Set in the grime of the Reagan era, Pike
, Benjamin Whitmer’s debut novel, is the story of a small-time low-life that most, including himself, consider irredeemable. Pike has more than a few skeletons in his closet; he’s got a whole cemetery. When the novel begins, he is wasting away what remains of his life in Nanticonte, a hick town outside Cincinnati. Here he has peace, of a sort. Stability, at least. But that peace is ruptured by the arrival of his granddaughter from Cincinnati, whose mother, Pike’s daughter, is a recently deceased crack whore whose rotting corpse has been used as a sperm receptacle by the neighbourhood drug addicts.
Meanwhile, a dirty cop called Derrick, who runs whores and crack in the crime-ridden Over-the-Rhine area of the city, kicks off a race riot by gunning down a teenage boy. Pike suspects that Derrick had something to do with his daughter’s death, so he and his friend Rory, an amateur boxer dreaming of the big time, set out to discover the truth and, if needs be, exact revenge.
So begins a picaresque journey through the different levels of Cincinnati society, as Pike and Rory invade crack houses, shanty towns, rehab centres and middle-class living rooms in pursuit of Derrick. The plot lurches from confrontation to confrontation, and every one is expertly rendered. The most effective are those that pit our heroes against ordinary decent people. I found myself thrown outside the ethical world of the plot, thinking what it would be like to be confronted with a pair of hulking brutes like Pike and his sidekick. It was disconcerting to find myself coming down on the side of these bloodthirsty bottom-feeders and their maniacal mission. Like them, I was infected with contempt for the soft-fleshed wrapped-in-cotton-wool white-collar world.
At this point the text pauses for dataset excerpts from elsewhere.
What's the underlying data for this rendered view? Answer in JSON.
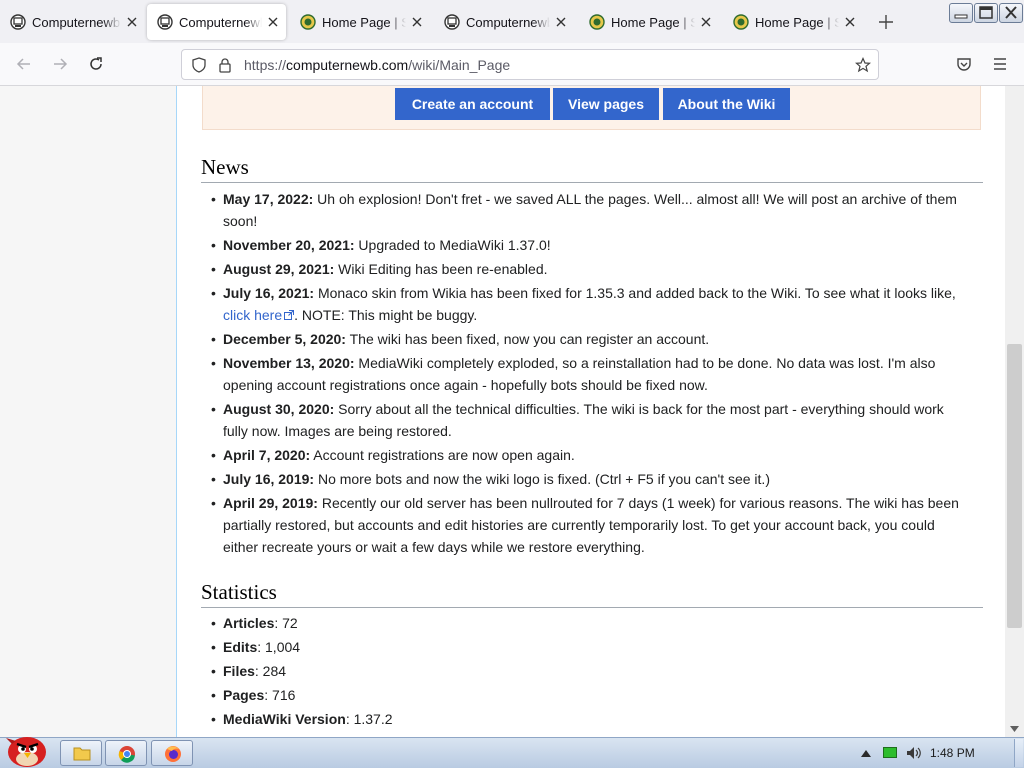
{
  "browser": {
    "tabs": [
      {
        "title": "Computernewb",
        "active": false,
        "favicon": "computer-icon"
      },
      {
        "title": "Computernewb",
        "active": true,
        "favicon": "computer-icon"
      },
      {
        "title": "Home Page | Se",
        "active": false,
        "favicon": "shield-icon"
      },
      {
        "title": "Computernewb",
        "active": false,
        "favicon": "computer-icon"
      },
      {
        "title": "Home Page | Se",
        "active": false,
        "favicon": "shield-icon"
      },
      {
        "title": "Home Page | Se",
        "active": false,
        "favicon": "shield-icon"
      }
    ],
    "url_prefix": "https://",
    "url_domain": "computernewb.com",
    "url_path": "/wiki/Main_Page"
  },
  "banner": {
    "buttons": [
      {
        "label": "Create an account"
      },
      {
        "label": "View pages"
      },
      {
        "label": "About the Wiki"
      }
    ]
  },
  "news": {
    "heading": "News",
    "items": [
      {
        "date": "May 17, 2022:",
        "text": " Uh oh explosion! Don't fret - we saved ALL the pages. Well... almost all! We will post an archive of them soon!"
      },
      {
        "date": "November 20, 2021:",
        "text": " Upgraded to MediaWiki 1.37.0!"
      },
      {
        "date": "August 29, 2021:",
        "text": " Wiki Editing has been re-enabled."
      },
      {
        "date": "July 16, 2021:",
        "text": " Monaco skin from Wikia has been fixed for 1.35.3 and added back to the Wiki. To see what it looks like, ",
        "link": "click here",
        "after": ". NOTE: This might be buggy."
      },
      {
        "date": "December 5, 2020:",
        "text": " The wiki has been fixed, now you can register an account."
      },
      {
        "date": "November 13, 2020:",
        "text": " MediaWiki completely exploded, so a reinstallation had to be done. No data was lost. I'm also opening account registrations once again - hopefully bots should be fixed now."
      },
      {
        "date": "August 30, 2020:",
        "text": " Sorry about all the technical difficulties. The wiki is back for the most part - everything should work fully now. Images are being restored."
      },
      {
        "date": "April 7, 2020:",
        "text": " Account registrations are now open again."
      },
      {
        "date": "July 16, 2019:",
        "text": " No more bots and now the wiki logo is fixed. (Ctrl + F5 if you can't see it.)"
      },
      {
        "date": "April 29, 2019:",
        "text": " Recently our old server has been nullrouted for 7 days (1 week) for various reasons. The wiki has been partially restored, but accounts and edit histories are currently temporarily lost. To get your account back, you could either recreate yours or wait a few days while we restore everything."
      }
    ]
  },
  "statistics": {
    "heading": "Statistics",
    "items": [
      {
        "label": "Articles",
        "value": ": 72"
      },
      {
        "label": "Edits",
        "value": ": 1,004"
      },
      {
        "label": "Files",
        "value": ": 284"
      },
      {
        "label": "Pages",
        "value": ": 716"
      },
      {
        "label": "MediaWiki Version",
        "value": ": 1.37.2"
      }
    ]
  },
  "taskbar": {
    "clock": "1:48 PM",
    "apps": [
      "explorer-icon",
      "chrome-icon",
      "firefox-icon"
    ]
  },
  "colors": {
    "link": "#3366cc",
    "button": "#3366cc",
    "banner_bg": "#fdf2e9"
  }
}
Whitmer’s style is classic noir. He is an adept of the fizzling simile, the influence of Chandler hanging conspicuously from his sleeve. At one point, “the stars above flicker like knife holes of light punched through a black curtain.” The narrative is shot through with uncompromising imagery of the hardboiled variety. Emotionally, too, Whitmer takes no prisoners. Sentimental he is not. His characters are capable of affection, even nobility, but there is never a hint that their gentler qualities will win out. Indeed, Pike’s love for his granddaughter is the “gun” – to use one of Chuck Palahniuk’s terms – that spurs him on to commit ever greater atrocities.
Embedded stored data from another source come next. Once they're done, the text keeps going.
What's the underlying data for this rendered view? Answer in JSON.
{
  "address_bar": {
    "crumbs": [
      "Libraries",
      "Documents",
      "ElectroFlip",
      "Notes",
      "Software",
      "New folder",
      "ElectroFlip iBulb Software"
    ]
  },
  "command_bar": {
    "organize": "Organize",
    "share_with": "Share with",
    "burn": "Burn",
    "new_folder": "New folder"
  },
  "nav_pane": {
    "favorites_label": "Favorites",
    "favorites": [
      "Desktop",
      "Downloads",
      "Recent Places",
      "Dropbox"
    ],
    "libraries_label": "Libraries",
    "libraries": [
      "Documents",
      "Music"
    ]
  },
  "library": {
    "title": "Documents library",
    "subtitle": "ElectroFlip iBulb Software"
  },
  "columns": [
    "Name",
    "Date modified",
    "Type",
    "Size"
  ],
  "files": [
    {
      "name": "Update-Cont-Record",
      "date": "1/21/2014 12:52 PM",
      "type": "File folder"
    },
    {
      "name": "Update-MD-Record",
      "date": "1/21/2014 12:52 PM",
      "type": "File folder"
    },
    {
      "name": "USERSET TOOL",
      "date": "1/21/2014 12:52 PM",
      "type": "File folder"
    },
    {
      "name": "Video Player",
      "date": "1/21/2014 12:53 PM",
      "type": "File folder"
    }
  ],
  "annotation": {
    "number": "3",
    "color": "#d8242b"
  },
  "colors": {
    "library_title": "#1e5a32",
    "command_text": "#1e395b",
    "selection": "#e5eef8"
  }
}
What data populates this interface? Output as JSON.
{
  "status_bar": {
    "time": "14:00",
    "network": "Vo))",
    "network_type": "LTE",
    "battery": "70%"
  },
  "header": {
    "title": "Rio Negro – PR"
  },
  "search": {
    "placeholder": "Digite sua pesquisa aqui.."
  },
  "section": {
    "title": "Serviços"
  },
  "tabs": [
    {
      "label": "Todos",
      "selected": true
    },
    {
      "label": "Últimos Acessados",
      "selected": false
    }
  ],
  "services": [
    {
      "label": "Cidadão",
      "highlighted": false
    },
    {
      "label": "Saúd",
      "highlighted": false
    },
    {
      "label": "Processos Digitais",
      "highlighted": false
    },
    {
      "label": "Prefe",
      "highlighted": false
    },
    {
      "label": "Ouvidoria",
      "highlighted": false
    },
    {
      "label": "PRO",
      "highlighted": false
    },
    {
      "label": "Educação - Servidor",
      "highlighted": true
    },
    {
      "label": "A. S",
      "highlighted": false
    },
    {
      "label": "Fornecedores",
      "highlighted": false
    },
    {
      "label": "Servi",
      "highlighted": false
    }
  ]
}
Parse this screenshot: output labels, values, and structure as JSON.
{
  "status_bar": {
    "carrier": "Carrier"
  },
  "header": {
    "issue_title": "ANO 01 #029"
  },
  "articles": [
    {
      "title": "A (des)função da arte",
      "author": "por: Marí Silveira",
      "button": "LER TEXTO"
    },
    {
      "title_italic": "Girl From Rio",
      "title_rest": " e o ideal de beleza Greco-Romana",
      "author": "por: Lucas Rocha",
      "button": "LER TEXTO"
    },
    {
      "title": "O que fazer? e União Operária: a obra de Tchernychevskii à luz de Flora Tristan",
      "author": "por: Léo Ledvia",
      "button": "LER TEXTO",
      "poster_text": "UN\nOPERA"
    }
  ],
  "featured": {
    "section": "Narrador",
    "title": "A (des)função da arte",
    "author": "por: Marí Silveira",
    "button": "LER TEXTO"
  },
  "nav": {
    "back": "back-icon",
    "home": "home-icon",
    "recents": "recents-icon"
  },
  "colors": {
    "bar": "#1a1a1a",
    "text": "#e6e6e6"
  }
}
I must make one criticism of the edition. As I read Pike, I had a growing feeling that the editing process was not as rigourous as it might have been. There are lots of typos. In one passage, Whitmer describes the picture on the cover of a book that lies “open on the coffee table.” Surely if the book was lying open the picture on the cover would be obscured, but that’s no matter. These are minor slips, and ones for which the reader makes silent correction.
These small deficiencies do not detract in any way from the experience of the novel, however. It remains an impressive achievement, a tightly plotted, fast paced nightmare. I emerged from it like a fish out of water, startled, gasping to get back in.